Elmar Rixen ist neu im Kreis der AdW-Astrofotografen. Herzlich willkommen! Das Bild entstand am 19.04.2015 auf der Internationalen Amateursternwarte (IAS), Farm Hakos, Namibia. Optik war das 500-mm-Teleskop, ein Cassegrain mit dem Öffnungsverhältnis 1:3 (Apertur f/3 oder Blende 3). Für das Bild wurden Teilbelichtungen in den Filterungen [S II], Hα und [O III] angefertigt, jeweils 5 x 10 Minuten belichtet mit einer CCD-Kamera SX 814 im Primärfokus. Das hier gezeigte AdW ist nach der „Hubble-Palette“ zusammengestellt: [S II] für den Rotkanal, Hα für den Grünkanal und [O III] für den Blaukanal.
Aufnahmetechnischer Kommentar: Der Chip der SX 814 besitzt 3388 px x 2712 px, jedes Pixel ist nur 3,69 µm x 3,69 µm groß. Ein Pixel bildet am Himmel bei der genutzten Aufnahmebrennweite von 1500 mm gerade einmal 0,5“ x 0,5“ ab – ein Wert, der fast immer deutlich unter dem Seeing (der Sichtbedingung durch die Atmosphärenbewegung vor dem Teleskop) liegt. Und das Seeing war während der obigen Aufnahme schlecht, schätzungsweise waberten die Sterne um 4“ bis 6“ hin und her, die Luftschichten unterschiedlicher Temperatur und Dichte wirbelten kräftig durcheinander (Turbulenz) und halfen das Signal aus Sternen- und Nebellicht zu verschmieren.

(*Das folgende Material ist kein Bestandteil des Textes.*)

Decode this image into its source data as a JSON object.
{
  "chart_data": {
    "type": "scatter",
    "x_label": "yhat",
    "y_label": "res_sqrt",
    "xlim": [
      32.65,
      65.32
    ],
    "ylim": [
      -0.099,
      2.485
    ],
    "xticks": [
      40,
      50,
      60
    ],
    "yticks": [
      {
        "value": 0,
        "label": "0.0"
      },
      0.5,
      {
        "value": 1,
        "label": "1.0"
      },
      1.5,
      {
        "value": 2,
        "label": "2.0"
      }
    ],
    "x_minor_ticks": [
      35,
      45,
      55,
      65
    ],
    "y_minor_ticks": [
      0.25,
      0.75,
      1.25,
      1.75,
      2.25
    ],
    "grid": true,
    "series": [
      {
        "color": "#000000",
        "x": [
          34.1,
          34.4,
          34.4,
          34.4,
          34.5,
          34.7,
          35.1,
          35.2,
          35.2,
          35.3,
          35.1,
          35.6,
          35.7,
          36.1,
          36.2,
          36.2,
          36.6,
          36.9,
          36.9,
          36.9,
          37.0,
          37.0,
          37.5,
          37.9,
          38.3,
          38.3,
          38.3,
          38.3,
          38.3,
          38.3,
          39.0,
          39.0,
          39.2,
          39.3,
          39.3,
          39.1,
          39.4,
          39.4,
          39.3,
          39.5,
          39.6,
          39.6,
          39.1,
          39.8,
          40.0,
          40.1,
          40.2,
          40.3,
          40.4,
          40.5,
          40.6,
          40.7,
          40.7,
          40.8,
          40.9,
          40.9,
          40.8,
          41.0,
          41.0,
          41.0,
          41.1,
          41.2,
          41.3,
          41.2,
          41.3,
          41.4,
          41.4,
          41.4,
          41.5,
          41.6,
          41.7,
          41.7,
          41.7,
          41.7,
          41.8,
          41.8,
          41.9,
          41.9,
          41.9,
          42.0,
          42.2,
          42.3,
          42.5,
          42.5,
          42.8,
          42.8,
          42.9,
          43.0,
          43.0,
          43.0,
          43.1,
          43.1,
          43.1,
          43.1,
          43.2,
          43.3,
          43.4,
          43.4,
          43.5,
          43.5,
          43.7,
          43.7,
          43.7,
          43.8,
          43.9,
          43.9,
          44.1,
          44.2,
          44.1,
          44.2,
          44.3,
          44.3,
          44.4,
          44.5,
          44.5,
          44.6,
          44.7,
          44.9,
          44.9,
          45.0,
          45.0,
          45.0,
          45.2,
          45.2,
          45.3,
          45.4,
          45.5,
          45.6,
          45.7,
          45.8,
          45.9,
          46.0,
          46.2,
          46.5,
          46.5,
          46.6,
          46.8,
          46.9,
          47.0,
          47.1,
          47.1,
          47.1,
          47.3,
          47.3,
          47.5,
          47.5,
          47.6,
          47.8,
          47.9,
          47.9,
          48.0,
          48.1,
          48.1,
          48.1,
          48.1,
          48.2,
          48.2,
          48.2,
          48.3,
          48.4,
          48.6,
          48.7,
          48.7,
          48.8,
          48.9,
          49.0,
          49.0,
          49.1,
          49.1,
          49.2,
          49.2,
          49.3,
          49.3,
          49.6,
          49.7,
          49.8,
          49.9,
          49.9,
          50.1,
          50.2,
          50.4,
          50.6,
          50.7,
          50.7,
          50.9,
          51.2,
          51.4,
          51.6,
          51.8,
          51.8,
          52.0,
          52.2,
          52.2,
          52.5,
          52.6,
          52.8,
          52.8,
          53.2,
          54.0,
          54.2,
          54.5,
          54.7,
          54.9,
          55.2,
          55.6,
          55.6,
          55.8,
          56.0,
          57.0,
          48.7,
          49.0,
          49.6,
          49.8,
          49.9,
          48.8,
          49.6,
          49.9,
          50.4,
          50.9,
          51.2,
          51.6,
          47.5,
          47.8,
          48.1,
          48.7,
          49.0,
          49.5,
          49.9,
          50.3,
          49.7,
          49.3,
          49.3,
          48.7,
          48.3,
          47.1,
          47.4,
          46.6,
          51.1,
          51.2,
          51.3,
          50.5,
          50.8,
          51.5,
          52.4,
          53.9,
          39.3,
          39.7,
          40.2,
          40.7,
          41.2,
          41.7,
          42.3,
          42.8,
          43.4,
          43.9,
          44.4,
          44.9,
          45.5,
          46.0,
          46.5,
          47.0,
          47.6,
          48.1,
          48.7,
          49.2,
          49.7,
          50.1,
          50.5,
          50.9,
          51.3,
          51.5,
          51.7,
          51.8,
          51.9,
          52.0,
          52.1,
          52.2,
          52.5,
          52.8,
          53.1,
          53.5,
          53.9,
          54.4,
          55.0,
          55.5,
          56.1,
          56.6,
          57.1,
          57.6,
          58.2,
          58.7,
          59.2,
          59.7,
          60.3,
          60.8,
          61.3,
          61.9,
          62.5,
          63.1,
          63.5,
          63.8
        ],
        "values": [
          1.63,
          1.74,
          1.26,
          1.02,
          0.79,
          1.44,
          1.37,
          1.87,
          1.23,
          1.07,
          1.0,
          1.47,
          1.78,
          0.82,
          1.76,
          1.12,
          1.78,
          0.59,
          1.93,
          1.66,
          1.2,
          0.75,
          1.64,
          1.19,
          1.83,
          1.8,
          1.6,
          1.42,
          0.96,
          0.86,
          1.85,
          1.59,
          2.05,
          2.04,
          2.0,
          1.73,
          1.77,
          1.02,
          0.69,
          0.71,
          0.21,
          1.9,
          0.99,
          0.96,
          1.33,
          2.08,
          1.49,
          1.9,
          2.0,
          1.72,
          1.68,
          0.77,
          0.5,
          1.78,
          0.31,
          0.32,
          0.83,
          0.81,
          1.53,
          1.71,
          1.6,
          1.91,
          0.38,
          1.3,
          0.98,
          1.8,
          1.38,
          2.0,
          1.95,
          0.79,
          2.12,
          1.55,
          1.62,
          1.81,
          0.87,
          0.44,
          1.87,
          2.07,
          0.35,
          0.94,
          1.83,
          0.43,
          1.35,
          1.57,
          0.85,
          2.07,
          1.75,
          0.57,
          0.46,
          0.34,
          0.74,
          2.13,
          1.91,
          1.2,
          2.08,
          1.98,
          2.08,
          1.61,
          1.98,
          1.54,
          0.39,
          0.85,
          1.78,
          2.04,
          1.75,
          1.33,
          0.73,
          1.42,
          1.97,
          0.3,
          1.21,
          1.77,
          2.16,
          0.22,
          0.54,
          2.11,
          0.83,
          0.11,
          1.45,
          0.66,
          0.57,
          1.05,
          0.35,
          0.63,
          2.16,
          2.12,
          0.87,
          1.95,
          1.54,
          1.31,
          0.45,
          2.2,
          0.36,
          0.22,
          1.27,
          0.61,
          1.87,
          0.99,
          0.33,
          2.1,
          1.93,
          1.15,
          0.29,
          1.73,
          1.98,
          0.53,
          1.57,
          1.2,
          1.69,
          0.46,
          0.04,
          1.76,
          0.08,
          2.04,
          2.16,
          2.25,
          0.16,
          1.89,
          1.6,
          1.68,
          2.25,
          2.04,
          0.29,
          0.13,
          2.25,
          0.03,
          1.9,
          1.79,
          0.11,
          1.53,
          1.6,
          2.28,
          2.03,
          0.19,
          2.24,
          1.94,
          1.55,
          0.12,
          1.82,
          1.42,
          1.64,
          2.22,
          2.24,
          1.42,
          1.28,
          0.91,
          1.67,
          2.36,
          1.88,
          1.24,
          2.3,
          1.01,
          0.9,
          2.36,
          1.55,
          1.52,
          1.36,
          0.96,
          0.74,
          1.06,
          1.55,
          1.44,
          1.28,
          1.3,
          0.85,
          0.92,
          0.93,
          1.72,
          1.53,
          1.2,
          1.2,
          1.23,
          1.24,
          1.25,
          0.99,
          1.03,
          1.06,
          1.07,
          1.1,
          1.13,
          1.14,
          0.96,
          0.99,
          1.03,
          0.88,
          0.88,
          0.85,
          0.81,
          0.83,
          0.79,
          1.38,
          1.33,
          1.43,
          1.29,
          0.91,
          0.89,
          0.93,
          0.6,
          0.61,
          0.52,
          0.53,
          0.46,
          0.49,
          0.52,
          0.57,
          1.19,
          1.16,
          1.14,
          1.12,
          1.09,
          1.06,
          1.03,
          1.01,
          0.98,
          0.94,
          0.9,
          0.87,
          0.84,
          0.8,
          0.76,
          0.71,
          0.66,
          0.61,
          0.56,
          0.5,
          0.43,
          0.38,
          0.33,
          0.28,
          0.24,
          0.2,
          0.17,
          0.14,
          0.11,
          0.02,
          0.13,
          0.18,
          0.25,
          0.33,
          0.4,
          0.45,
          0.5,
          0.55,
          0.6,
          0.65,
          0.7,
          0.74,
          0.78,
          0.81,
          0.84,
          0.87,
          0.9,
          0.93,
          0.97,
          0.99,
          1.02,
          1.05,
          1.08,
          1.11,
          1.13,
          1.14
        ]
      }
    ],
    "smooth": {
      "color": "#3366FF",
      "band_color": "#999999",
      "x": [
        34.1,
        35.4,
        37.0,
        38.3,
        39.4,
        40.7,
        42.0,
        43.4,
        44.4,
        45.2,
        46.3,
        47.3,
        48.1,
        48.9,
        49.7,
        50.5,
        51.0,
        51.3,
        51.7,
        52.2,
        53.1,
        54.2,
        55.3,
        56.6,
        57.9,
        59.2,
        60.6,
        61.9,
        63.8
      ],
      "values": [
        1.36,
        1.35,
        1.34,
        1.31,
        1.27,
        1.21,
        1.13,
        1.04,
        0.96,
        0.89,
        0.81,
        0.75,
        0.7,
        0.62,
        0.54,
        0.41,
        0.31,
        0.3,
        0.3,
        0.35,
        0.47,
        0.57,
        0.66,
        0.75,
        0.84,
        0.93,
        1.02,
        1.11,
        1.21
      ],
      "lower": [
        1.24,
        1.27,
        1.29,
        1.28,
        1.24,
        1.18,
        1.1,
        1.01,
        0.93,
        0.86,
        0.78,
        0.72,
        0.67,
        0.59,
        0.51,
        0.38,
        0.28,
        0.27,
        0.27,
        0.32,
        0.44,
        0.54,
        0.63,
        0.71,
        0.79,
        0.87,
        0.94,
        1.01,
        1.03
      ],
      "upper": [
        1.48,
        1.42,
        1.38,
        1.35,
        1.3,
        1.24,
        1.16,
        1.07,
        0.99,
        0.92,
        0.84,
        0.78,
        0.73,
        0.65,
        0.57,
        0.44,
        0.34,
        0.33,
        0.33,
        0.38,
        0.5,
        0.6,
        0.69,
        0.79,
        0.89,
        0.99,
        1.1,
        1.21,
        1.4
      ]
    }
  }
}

Schade, der Schärfeeindruck des Bildes leidet natürlich darunter. Allerdings fällt es sicher jedem schwer, während einer begrenzten Beobachtungszeit, wie hier in Namibia, vielleicht auch noch bei einer teuer erkaufter Teleskopzeit das Instrument bei schlechtem Seeing ungenutzt in der Ecke stehen zu lassen und sich nur der Weitwinkelfotografie zu widmen.